When Sarah Karp looks back on her 2000 investigation into Illinois’ juvenile transfer law, what she remembers is a series of images: 15- and 16-year-olds walking into criminal courtrooms at 26th Street and California Avenue, where they were being tried as adults. She couldn’t help but think they seemed completely out of place.

“You’d just feel like, ‘Now, that’s a baby at that age, and yet they’re in adult jail,’” said Karp, who is now deputy editor at Catalyst Chicago.

Karp’s story found that poor minority youth in Chicago were disproportionately affected by the state’s juvenile transfer law.

She reported that 15- and 16-year-olds were being tried as adults if they were charged with selling drugs within 1,000 feet of a school or public housing site. Ninety-nine percent of the 15- and 16-year-olds involved in the 363 drug cases at the Cook County criminal court between 1995 and 1999 were African American or Latino, Karp found.
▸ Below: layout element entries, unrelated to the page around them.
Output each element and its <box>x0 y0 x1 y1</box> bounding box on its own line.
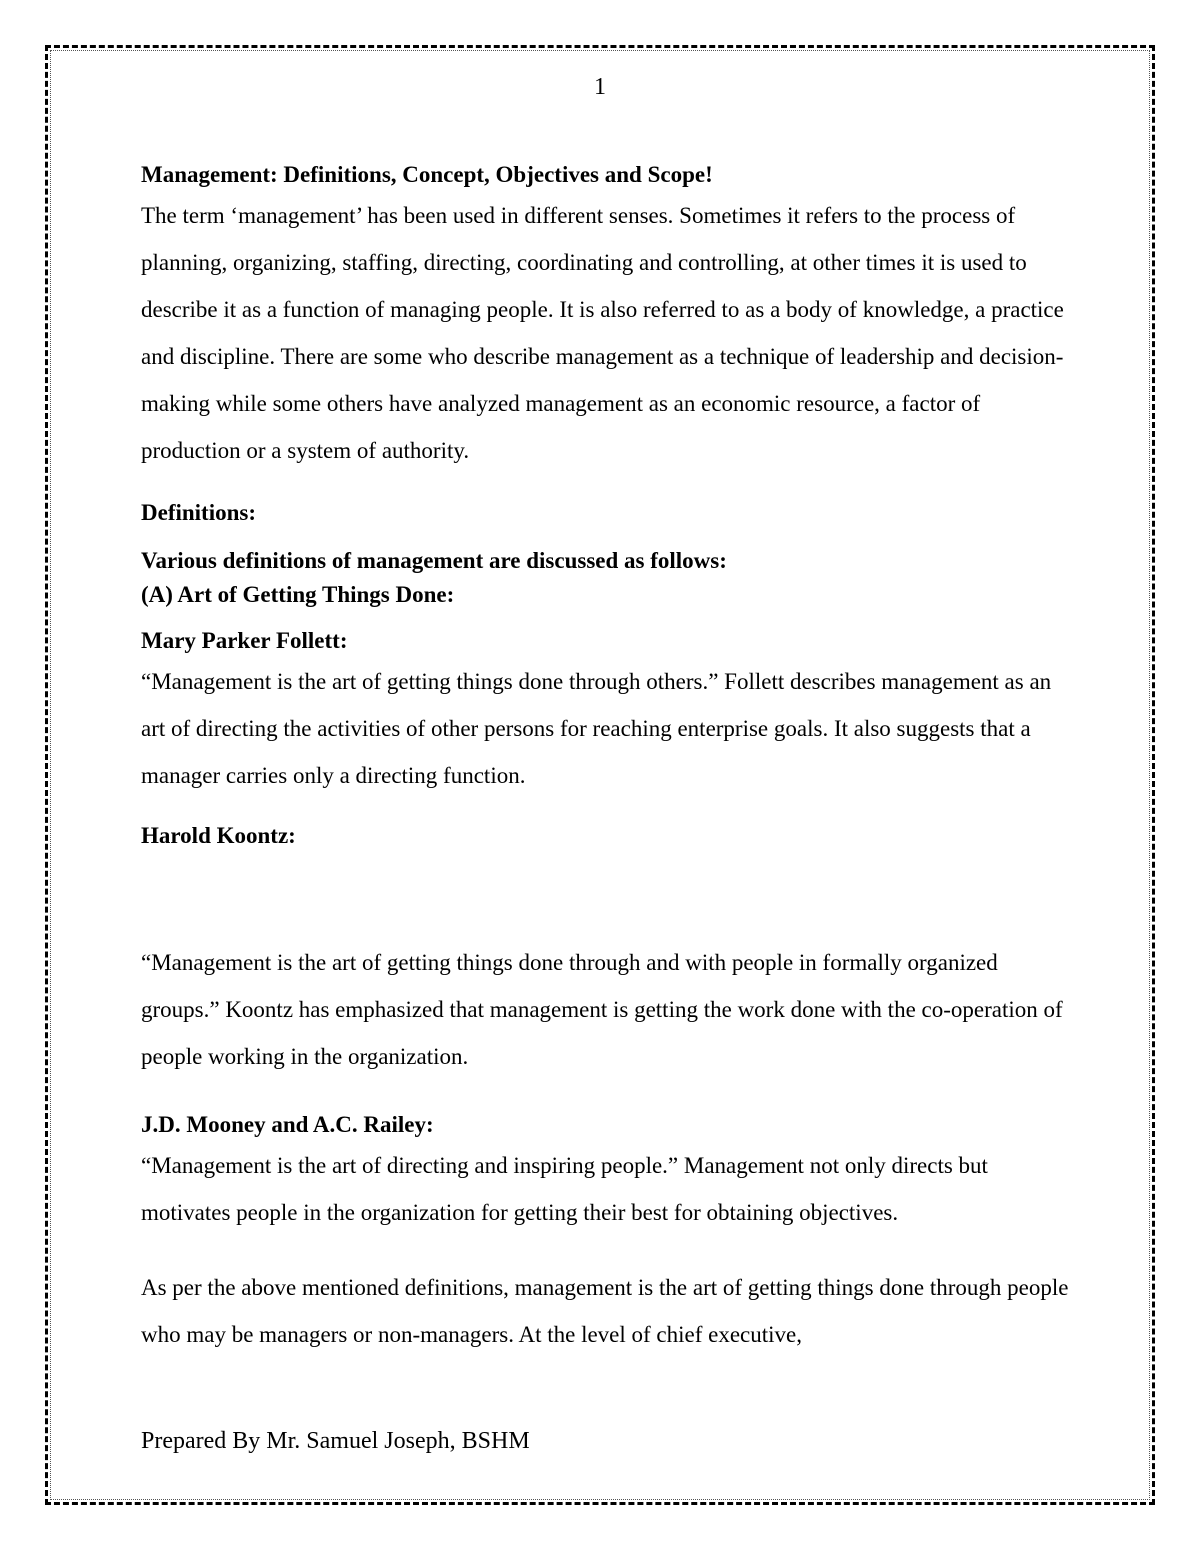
document-title: Management: Definitions, Concept, Objectives and Scope! <box>141 162 713 187</box>
koontz-heading: Harold Koontz: <box>141 823 296 848</box>
page-footer: Prepared By Mr. Samuel Joseph, BSHM <box>141 1428 530 1454</box>
definitions-intro: Various definitions of management are discussed as follows: <box>141 548 727 573</box>
mooney-paragraph: “Management is the art of directing and inspiring people.” Management not only directs but motivates people in the organization for getting their best for obtaining objectives. <box>141 1153 988 1225</box>
follett-paragraph: “Management is the art of getting things done through others.” Follett describes management as an art of directing the activities of other persons for reaching enterprise goals. It also suggests that a manager carries only a directing function. <box>141 669 1052 788</box>
definitions-heading: Definitions: <box>141 500 256 525</box>
summary-paragraph: As per the above mentioned definitions, management is the art of getting things done through people who may be managers or non-managers. At the level of chief executive, <box>141 1275 1069 1347</box>
page-number: 1 <box>594 74 606 100</box>
mooney-heading: J.D. Mooney and A.C. Railey: <box>141 1112 434 1137</box>
intro-paragraph: The term ‘management’ has been used in different senses. Sometimes it refers to the process of planning, organizing, staffing, directing, coordinating and controlling, at other times it is used to describe it as a function of managing people. It is also referred to as a body of knowledge, a practice and discipline. There are some who describe management as a technique of leadership and decision-making while some others have analyzed management as an economic resource, a factor of production or a system of authority. <box>141 203 1064 463</box>
section-a-heading: (A) Art of Getting Things Done: <box>141 582 455 607</box>
follett-heading: Mary Parker Follett: <box>141 628 348 653</box>
document-body <box>141 158 1071 1358</box>
koontz-paragraph: “Management is the art of getting things done through and with people in formally organized groups.” Koontz has emphasized that management is getting the work done with the co-operation of people working in the organization. <box>141 950 1063 1069</box>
In 2003, the Illinois General Assembly responded. The Legislature amended the Illinois Juvenile Court Act of 1987, allowing teens who would have been transferred to adult court to petition to remain in the juvenile system. The amendment, however, excluded teens who were charged with Class X felonies, which carry a penalty of at least six years of imprisonment.

In 2005, the Legislature eliminated the law’s provision that automatically transferred teens who were 15 or older to adult court on drug charges.
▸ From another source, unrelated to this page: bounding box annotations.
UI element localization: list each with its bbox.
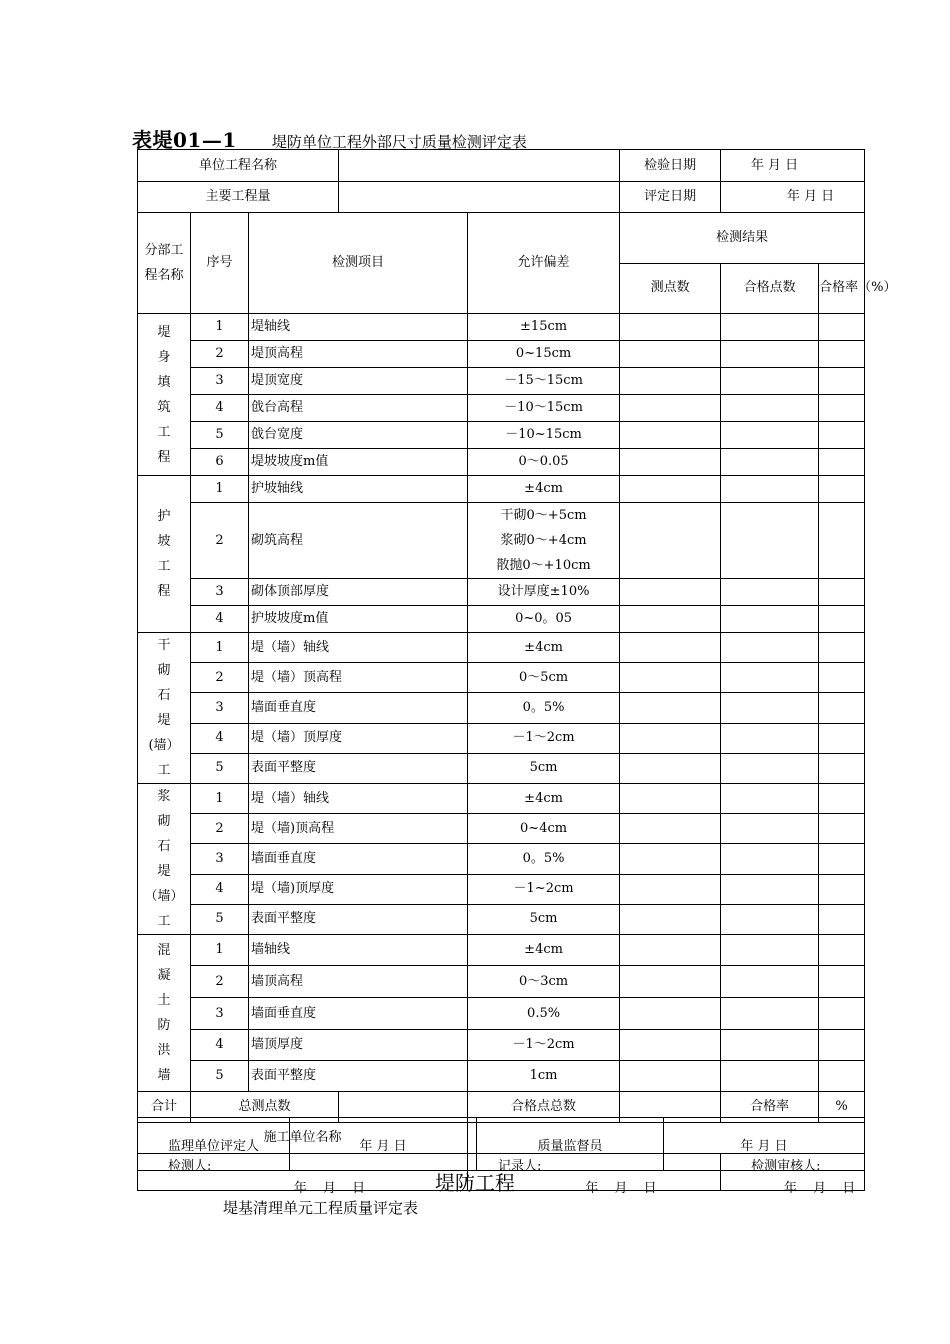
row-seq: 5 [191,1061,249,1092]
row-tolerance: ±4cm [468,476,620,503]
row-tolerance: 0～3cm [468,966,620,998]
row-tolerance: 0～0.05 [468,449,620,476]
row-item: 表面平整度 [249,1061,468,1092]
main-qty-field[interactable] [339,182,620,213]
form-code: 表堤01—1 [132,128,237,152]
row-tolerance: 0~4cm [468,814,620,844]
table-row [138,753,865,783]
row-pass-rate[interactable] [819,633,865,663]
row-tolerance: 0～5cm [468,663,620,693]
row-item: 砌筑高程 [249,503,468,579]
footer-next-form-title: 堤基清理单元工程质量评定表 [223,1199,419,1217]
row-pass-points[interactable] [721,1061,819,1092]
row-points[interactable] [620,633,721,663]
row-pass-points[interactable] [721,935,819,966]
inspector-label: 检测人: [168,1159,212,1174]
row-pass-points[interactable] [721,341,819,368]
row-pass-points[interactable] [721,368,819,395]
pass-rate-field[interactable]: % [819,1092,865,1123]
row-item: 墙顶高程 [249,966,468,998]
row-item: 砌体顶部厚度 [249,579,468,606]
row-item: 表面平整度 [249,753,468,783]
row-pass-rate[interactable] [819,395,865,422]
row-seq: 2 [191,966,249,998]
row-points[interactable] [620,368,721,395]
row-points[interactable] [620,314,721,341]
row-item: 堤（墙）轴线 [249,633,468,663]
row-points[interactable] [620,606,721,633]
row-pass-points[interactable] [721,314,819,341]
inspection-table [137,149,897,1196]
supervision-evaluator-label: 监理单位评定人 [138,1118,290,1171]
row-tolerance: 1cm [468,1061,620,1092]
table-row [138,476,865,503]
section-name: 护 坡 工 程 [138,476,191,633]
col-pass-points-header: 合格点数 [721,263,819,314]
row-pass-points[interactable] [721,579,819,606]
row-pass-rate[interactable] [819,753,865,783]
row-pass-points[interactable] [721,606,819,633]
row-pass-points[interactable] [721,966,819,998]
row-item: 表面平整度 [249,904,468,934]
row-points[interactable] [620,935,721,966]
row-tolerance: 5cm [468,753,620,783]
row-item: 戗台宽度 [249,422,468,449]
row-seq: 3 [191,579,249,606]
row-item: 墙轴线 [249,935,468,966]
row-points[interactable] [620,966,721,998]
section-name: 浆 砌 石 堤 （墙） 工 [138,784,191,935]
table-row [138,693,865,723]
row-tolerance: －1～2cm [468,1030,620,1061]
row-tolerance: －1~2cm [468,874,620,904]
row-pass-points[interactable] [721,633,819,663]
table-row [138,904,865,934]
supervision-table [137,1117,865,1171]
recorder-date: 年 月 日 [585,1181,663,1196]
row-points[interactable] [620,1061,721,1092]
row-item: 堤（墙)顶高程 [249,814,468,844]
row-seq: 5 [191,422,249,449]
row-pass-rate[interactable] [819,368,865,395]
row-pass-points[interactable] [721,476,819,503]
row-tolerance: ±4cm [468,633,620,663]
row-seq: 2 [191,503,249,579]
row-seq: 2 [191,663,249,693]
row-tolerance: 0~15cm [468,341,620,368]
row-tolerance: －15～15cm [468,368,620,395]
table-row [138,395,865,422]
row-pass-rate[interactable] [819,1061,865,1092]
row-item: 护坡坡度m值 [249,606,468,633]
table-row [138,784,865,814]
row-pass-points[interactable] [721,1030,819,1061]
supervision-evaluator-date[interactable]: 年 月 日 [290,1118,477,1171]
row-seq: 1 [191,314,249,341]
row-points[interactable] [620,844,721,874]
row-points[interactable] [620,784,721,814]
row-points[interactable] [620,449,721,476]
row-pass-rate[interactable] [819,606,865,633]
table-row [138,723,865,753]
main-qty-label: 主要工程量 [138,182,339,213]
table-row [138,998,865,1030]
table-row [138,314,865,341]
col-section-header: 分部工 程名称 [138,213,191,314]
row-pass-rate[interactable] [819,966,865,998]
row-seq: 4 [191,1030,249,1061]
row-pass-rate[interactable] [819,693,865,723]
row-pass-rate[interactable] [819,663,865,693]
row-tolerance: －10～15cm [468,395,620,422]
table-row [138,814,865,844]
table-row [138,606,865,633]
table-row [138,368,865,395]
row-pass-points[interactable] [721,753,819,783]
row-seq: 4 [191,723,249,753]
row-points[interactable] [620,422,721,449]
row-points[interactable] [620,998,721,1030]
section-name: 堤 身 填 筑 工 程 [138,314,191,476]
col-seq-header: 序号 [191,213,249,314]
row-seq: 3 [191,693,249,723]
row-pass-rate[interactable] [819,998,865,1030]
col-pass-rate-header: 合格率（%） [819,263,865,314]
row-pass-rate[interactable] [819,814,865,844]
row-seq: 6 [191,449,249,476]
col-result-group-header: 检测结果 [620,213,865,264]
row-seq: 1 [191,784,249,814]
eval-date-label: 评定日期 [620,182,721,213]
row-pass-rate[interactable] [819,723,865,753]
pass-total-label: 合格点总数 [468,1092,620,1123]
row-seq: 4 [191,395,249,422]
row-tolerance: －1～2cm [468,723,620,753]
row-item: 堤坡坡度m值 [249,449,468,476]
row-pass-points[interactable] [721,693,819,723]
eval-date-field[interactable]: 年 月 日 [721,182,865,213]
inspector-date: 年 月 日 [293,1181,372,1196]
row-tolerance: 干砌0～+5cm 浆砌0～+4cm 散抛0～+10cm [468,503,620,579]
row-seq: 2 [191,341,249,368]
row-pass-rate[interactable] [819,874,865,904]
row-tolerance: ±4cm [468,784,620,814]
row-seq: 4 [191,606,249,633]
row-seq: 4 [191,874,249,904]
row-points[interactable] [620,476,721,503]
footer-project: 堤防工程 [435,1171,515,1195]
row-points[interactable] [620,753,721,783]
row-pass-points[interactable] [721,449,819,476]
row-pass-points[interactable] [721,874,819,904]
contractor-label: 施工单位名称 [138,1123,468,1154]
row-points[interactable] [620,341,721,368]
row-pass-rate[interactable] [819,579,865,606]
row-points[interactable] [620,874,721,904]
row-pass-points[interactable] [721,503,819,579]
table-row [138,844,865,874]
row-points[interactable] [620,1030,721,1061]
row-pass-rate[interactable] [819,784,865,814]
quality-supervisor-label: 质量监督员 [477,1118,664,1171]
row-tolerance: 5cm [468,904,620,934]
inspect-date-field[interactable]: 年 月 日 [721,150,865,182]
row-item: 堤（墙)顶厚度 [249,874,468,904]
row-tolerance: 0。5% [468,693,620,723]
row-points[interactable] [620,579,721,606]
row-pass-rate[interactable] [819,935,865,966]
row-pass-rate[interactable] [819,1030,865,1061]
row-tolerance: 设计厚度±10% [468,579,620,606]
row-points[interactable] [620,693,721,723]
row-seq: 5 [191,904,249,934]
reviewer-date: 年 月 日 [783,1181,862,1196]
unit-name-label: 单位工程名称 [138,150,339,182]
row-tolerance: ±4cm [468,935,620,966]
recorder-label: 记录人: [498,1159,542,1174]
section-name: 干 砌 石 堤 (墙） 工 [138,633,191,784]
row-item: 堤顶高程 [249,341,468,368]
row-item: 堤轴线 [249,314,468,341]
row-pass-points[interactable] [721,814,819,844]
table-row [138,422,865,449]
row-pass-rate[interactable] [819,904,865,934]
table-row [138,1061,865,1092]
row-pass-points[interactable] [721,723,819,753]
row-pass-points[interactable] [721,784,819,814]
row-item: 堤（墙）顶厚度 [249,723,468,753]
row-seq: 3 [191,998,249,1030]
row-tolerance: 0。5% [468,844,620,874]
row-points[interactable] [620,503,721,579]
inspect-date-label: 检验日期 [620,150,721,182]
row-seq: 2 [191,814,249,844]
row-tolerance: ±15cm [468,314,620,341]
reviewer-label: 检测审核人: [751,1159,821,1174]
row-seq: 3 [191,844,249,874]
row-seq: 1 [191,935,249,966]
table-row [138,1030,865,1061]
row-tolerance: 0~0。05 [468,606,620,633]
row-item: 墙顶厚度 [249,1030,468,1061]
table-row [138,874,865,904]
row-points[interactable] [620,663,721,693]
table-row [138,935,865,966]
row-pass-points[interactable] [721,663,819,693]
row-pass-rate[interactable] [819,314,865,341]
row-pass-points[interactable] [721,904,819,934]
row-pass-points[interactable] [721,422,819,449]
row-points[interactable] [620,395,721,422]
row-pass-rate[interactable] [819,449,865,476]
row-pass-rate[interactable] [819,844,865,874]
row-seq: 5 [191,753,249,783]
unit-name-field[interactable] [339,150,620,182]
row-pass-points[interactable] [721,395,819,422]
row-item: 戗台高程 [249,395,468,422]
row-pass-rate[interactable] [819,503,865,579]
row-item: 墙面垂直度 [249,844,468,874]
row-points[interactable] [620,814,721,844]
col-item-header: 检测项目 [249,213,468,314]
quality-supervisor-date[interactable]: 年 月 日 [664,1118,865,1171]
row-item: 护坡轴线 [249,476,468,503]
row-points[interactable] [620,904,721,934]
row-pass-points[interactable] [721,844,819,874]
row-pass-rate[interactable] [819,341,865,368]
row-item: 堤（墙）顶高程 [249,663,468,693]
table-row [138,663,865,693]
table-row [138,966,865,998]
table-row [138,579,865,606]
row-seq: 3 [191,368,249,395]
totals-label: 合计 [138,1092,191,1123]
col-points-header: 测点数 [620,263,721,314]
row-item: 墙面垂直度 [249,693,468,723]
row-pass-points[interactable] [721,998,819,1030]
pass-rate-label: 合格率 [721,1092,819,1123]
table-row [138,503,865,579]
row-item: 墙面垂直度 [249,998,468,1030]
row-item: 堤（墙）轴线 [249,784,468,814]
table-row [138,633,865,663]
table-row [138,449,865,476]
row-pass-rate[interactable] [819,476,865,503]
row-tolerance: －10~15cm [468,422,620,449]
row-item: 堤顶宽度 [249,368,468,395]
row-pass-rate[interactable] [819,422,865,449]
row-seq: 1 [191,633,249,663]
total-points-label: 总测点数 [191,1092,339,1123]
section-name: 混 凝 土 防 洪 墙 [138,935,191,1092]
row-tolerance: 0.5% [468,998,620,1030]
row-points[interactable] [620,723,721,753]
form-title: 堤防单位工程外部尺寸质量检测评定表 [271,133,527,151]
row-seq: 1 [191,476,249,503]
table-row [138,341,865,368]
col-tolerance-header: 允许偏差 [468,213,620,314]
Karp said her story illustrated that being tried as an adult and labeled a convicted felon has a lasting impact on teens’ lives. One teen she profiled was 16-year-old T.J., who was caught with cocaine in his possession near his former elementary school.

“He really didn’t have that much drugs on him when he was arrested, yet now … his whole future was really going to be shaded by this arrest,” she said.